Développement régional : le JAL, 50 ans plus tard
Près de 50 ans après l’élan de solidarité territoriale hors du commun dans les municipalités de Saint-Juste-du-Lac (Lots-Renversés), Auclair, Lejeune, formant le JAL, pour contrer le démantèlement de la région proposé par le gouvernement, le professeur Majella Simard de l’Université de Moncton dresse le bilan de l’héritage de cette époque. Que reste-t-il de cette période de forte cohésion sociale et quel est la situation économique actuelle?
L’auteur, qui détient un doctorat en développement régional, a mis trois ans à élaborer son projet de recherche d’envergure portant sur cette époque charnière pour le développement régional du Témiscouata. Son travail a été publié sous la forme d’un livre intitulé «Le JAL, un demi-siècle de luttes et de débats, bilan et perspectives nouvelles d’une expérience de développement communautaire en milieu rural fragile».
Majella Simard souhaitait revenir sur ce que la communauté retire de cette période 50 ans plus tard, d’une perspective scientifique. Il a relevé une importante quantité d’écrits à propos du JAL, a répertorié les diverses initiatives mises en place par le milieu et les problèmes de la région soulevés par les journalistes entre 1971 et 2015. Il a de plus réalisé une analyse statistique approfondie, suivie d’un mois complet passé sur le terrain.

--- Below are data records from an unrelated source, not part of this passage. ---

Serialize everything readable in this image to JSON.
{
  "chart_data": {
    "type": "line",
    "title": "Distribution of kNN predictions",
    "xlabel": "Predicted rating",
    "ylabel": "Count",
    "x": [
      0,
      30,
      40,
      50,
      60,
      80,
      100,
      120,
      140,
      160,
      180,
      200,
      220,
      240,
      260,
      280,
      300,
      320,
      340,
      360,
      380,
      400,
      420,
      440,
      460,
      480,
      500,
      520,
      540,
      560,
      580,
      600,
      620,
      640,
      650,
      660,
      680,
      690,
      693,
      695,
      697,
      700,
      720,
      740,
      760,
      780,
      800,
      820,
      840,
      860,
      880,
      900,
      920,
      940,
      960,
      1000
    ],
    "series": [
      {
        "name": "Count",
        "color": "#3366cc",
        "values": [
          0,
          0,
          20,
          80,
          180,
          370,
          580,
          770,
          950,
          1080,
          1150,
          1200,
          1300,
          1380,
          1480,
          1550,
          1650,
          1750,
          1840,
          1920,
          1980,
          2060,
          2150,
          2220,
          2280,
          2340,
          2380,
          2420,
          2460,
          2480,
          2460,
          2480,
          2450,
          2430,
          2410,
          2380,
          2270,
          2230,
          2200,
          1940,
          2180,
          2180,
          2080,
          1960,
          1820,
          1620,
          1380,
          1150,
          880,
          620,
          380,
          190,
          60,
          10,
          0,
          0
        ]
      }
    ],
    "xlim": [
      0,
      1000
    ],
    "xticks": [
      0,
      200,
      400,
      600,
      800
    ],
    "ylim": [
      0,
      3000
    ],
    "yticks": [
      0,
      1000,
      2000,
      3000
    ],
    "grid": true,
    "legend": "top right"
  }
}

M. Simard a réalisé 17 entrevues de fond avec des gens impliqués dans leur région, des maires et a participé à divers groupes de discussion sur le sujet, question de s’imprégner de l’ambiance actuelle du JAL.
AMÉLIORATION ÉCONOMIQUE
«Je constate d’abord une amélioration du JAL sur le plan économique et un accroissement de sa richesse, notamment avec le développement de l’acériculture. Il fait une valeur d’exemplarité au Québec et se positionne très bien au Témiscouata, notamment avec le Domaine Acer», explique M. Simard. Ce dernier ajoute que l’implantation du parc national du Témiscouata permettra également de poursuivre son développement. Ses impacts ne sont pas encore répertoriés, puisque son ouverture en 2013 est encore récente.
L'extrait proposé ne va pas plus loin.